Die hannoversche Chronik erzählt, daß dieser mächtige, düstere Bau einst ganz im Wald gestanden habe, der sich ja einstmals in großer Ausdehnung um die getreue Stadt Hannover zog und der Lieblingsaufenthalt des Räubers Hanebusch gewesen sei, der dort von seinen unzähligen Blutthaten ausruhte, um sein Gewissen durch tüchtige Räusche einzuschläfern; anderen Nachrichten zufolge hat es ein schwedischer Trompeter bewohnt, der, „des langen Haders müde“, in den blauen Augen einer niedersächsischen Dirne den westphälischen Frieden eher, als alle seine Vorgesetzten gefunden hat.

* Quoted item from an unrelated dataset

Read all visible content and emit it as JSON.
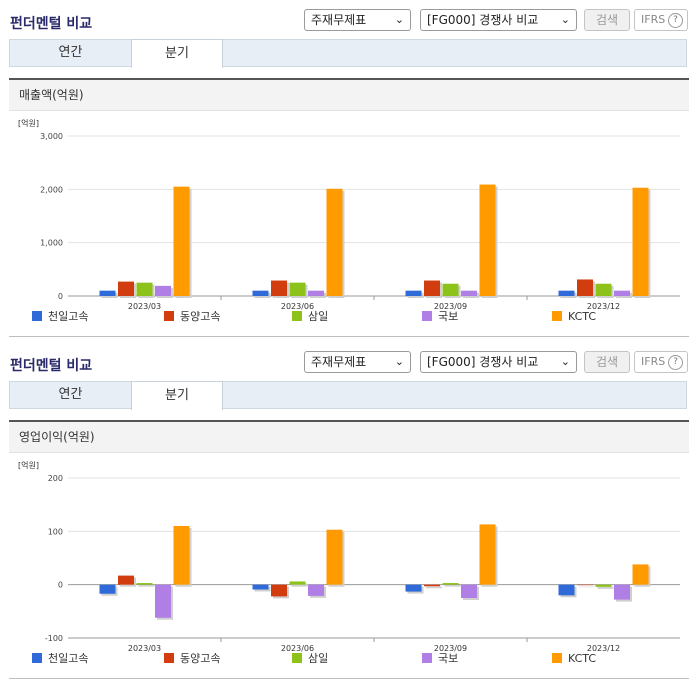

Wie dem auch sei, die heutigen Gäste fühlten sich unter der düsteren Firste äußerst gemüthlich. Es wurde lebhaft debattirt, denn die Helden des Tages waren draußen auf der Festwiese, bei den Scheibenständen und rangen um den Preis, wie das ununterbrochene Knattern ihrer Büchsen errathen ließ. Die meiste Anwartschaft auf die Königswürde schien der Forstwart zu haben, welcher auch als tüchtiger Schütze weit und breit bekannt war, was sein Beruf schon forderte, und obendrein hatte er seinem Könige und Kaiser als Scharfschütze unter den Goslar’schen Jägern gedient.

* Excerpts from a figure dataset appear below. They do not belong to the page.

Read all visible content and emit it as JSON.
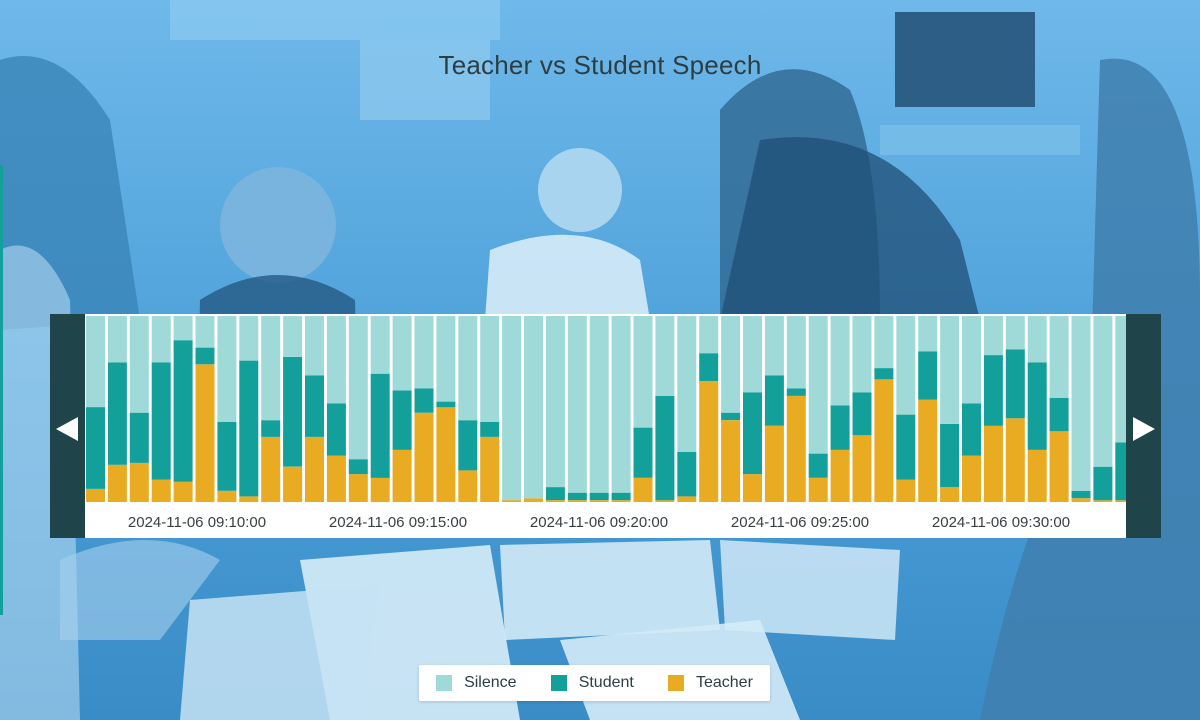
{
  "chart_data": {
    "type": "bar",
    "stacked": true,
    "title": "Teacher vs Student Speech",
    "xlabel": "",
    "ylabel": "",
    "ylim": [
      0,
      1
    ],
    "x_ticks": [
      "2024-11-06 09:10:00",
      "2024-11-06 09:15:00",
      "2024-11-06 09:20:00",
      "2024-11-06 09:25:00",
      "2024-11-06 09:30:00"
    ],
    "legend_position": "bottom",
    "grid": false,
    "series": [
      {
        "name": "Teacher",
        "color": "#e8ab22",
        "values": [
          0.07,
          0.2,
          0.21,
          0.12,
          0.11,
          0.74,
          0.06,
          0.03,
          0.35,
          0.19,
          0.35,
          0.25,
          0.15,
          0.13,
          0.28,
          0.48,
          0.51,
          0.17,
          0.35,
          0.01,
          0.02,
          0.01,
          0.01,
          0.01,
          0.01,
          0.13,
          0.01,
          0.03,
          0.65,
          0.44,
          0.15,
          0.41,
          0.57,
          0.13,
          0.28,
          0.36,
          0.66,
          0.12,
          0.55,
          0.08,
          0.25,
          0.41,
          0.45,
          0.28,
          0.38,
          0.02,
          0.01,
          0.01,
          0.05
        ]
      },
      {
        "name": "Student",
        "color": "#14a09a",
        "values": [
          0.44,
          0.55,
          0.27,
          0.63,
          0.76,
          0.09,
          0.37,
          0.73,
          0.09,
          0.59,
          0.33,
          0.28,
          0.08,
          0.56,
          0.32,
          0.13,
          0.03,
          0.27,
          0.08,
          0.0,
          0.0,
          0.07,
          0.04,
          0.04,
          0.04,
          0.27,
          0.56,
          0.24,
          0.15,
          0.04,
          0.44,
          0.27,
          0.04,
          0.13,
          0.24,
          0.23,
          0.06,
          0.35,
          0.26,
          0.34,
          0.28,
          0.38,
          0.37,
          0.47,
          0.18,
          0.04,
          0.18,
          0.31,
          0.4
        ]
      },
      {
        "name": "Silence",
        "color": "#9fdad8",
        "values": [
          0.49,
          0.25,
          0.52,
          0.25,
          0.13,
          0.17,
          0.57,
          0.24,
          0.56,
          0.22,
          0.32,
          0.47,
          0.77,
          0.31,
          0.4,
          0.39,
          0.46,
          0.56,
          0.57,
          0.99,
          0.98,
          0.92,
          0.95,
          0.95,
          0.95,
          0.6,
          0.43,
          0.73,
          0.2,
          0.52,
          0.41,
          0.32,
          0.39,
          0.74,
          0.48,
          0.41,
          0.28,
          0.53,
          0.19,
          0.58,
          0.47,
          0.21,
          0.18,
          0.25,
          0.44,
          0.94,
          0.81,
          0.68,
          0.55
        ]
      }
    ]
  },
  "legend": [
    {
      "label": "Silence",
      "color": "#9fdad8"
    },
    {
      "label": "Student",
      "color": "#14a09a"
    },
    {
      "label": "Teacher",
      "color": "#e8ab22"
    }
  ],
  "controls": {
    "prev_icon": "triangle-left-icon",
    "next_icon": "triangle-right-icon"
  },
  "background": {
    "description_icon": "classroom-photo",
    "tint": "#5aaee6"
  }
}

Keine Stimme erhob sich für den neunzehnjährigen Kunrad Wendt, worüber das schmucke Bauerntöchterchen, die in der Nähe der Debattirenden saß, äußerst betrübt war, da sie dem braven Jungen herzlich gut war; selbst der leibliche Vater Kunrad’s sagte zu ihr: „Meßföhren un [244] flietig arbeiten, dortau hett he Kunnevieten. äwer de Scheetprögel is keene Meßfork (Mistfahren und fleißig arbeiten, dazu hat er Geschick, aber der Schießprügel ist keine Mistgabel).“

Doch alle diese Debatten, Wetten und Vermuthungen wurden plötzlich durch ein lärmendes, fröhliches Geschnatter und Gejauchze unterbrochen, begleitet von herausforderndem Trommelwirbel; das Schießen hatte aufgehört, und in stolzem Zuge, voran der bekränzte Schützenkönig, dem die errungene Scheibe als Preis nachgetragen wurde und dem der alte Veteran und Nachtwächter, die Trommel schlagend, voranschritt, bewegte sich der Menschenschwarm zum Wirthshause, woselbst der Held des Tages den Honoratioren und den Seinigen vorgestellt werden sollte. – Doch wer sitzt denn da plötzlich, Gewitterwolken auf der Stirn, und stiert in seinen Bierkrug? Das ist ja der vielbelobte Held des Tages, der Forstwart, und neben ihm der reichste Bauernsohn des Dorfes, verschnupft und mit geballter Faust. Der fleißige Arbeiter und schlechte Schütze Kunrad hatte den Preis errungen, und noch dazu mit einer Flinte ältester Construction, dem Feuersteinschloß, doch was eigentlich die Hauptsache dabei ist, beglückt vom hartnäckigsten „Schlump“ – denn um des greisen Vaters Worte zu gebrauchen „der Scheetprögel is keene Meßfork“. – Der ingrimmige Forstwart murmelte denn auch vernehmlich genug in den Bart: „De dümsten Buern hebben de dicksten Kartuffeln“ und andere tröstliche Sprüchwörter mehr, während der reiche Bauernsohn zu thätlicher Rache aufzustacheln suchte. Das Glück Kunrad’s wurde jedoch hierdurch nur gehoben, der von den Seinigen mit Jubel und frohem Staunen begrüßt wurde, von der Geliebten mit selig blitzenden Augen, vom ungläubigen Vater mit ausgebreiteten Armen und entkorkter Flasche, von den Uebrigen mit Staunen, Wohlwollen und herzlichen Glückwünschen.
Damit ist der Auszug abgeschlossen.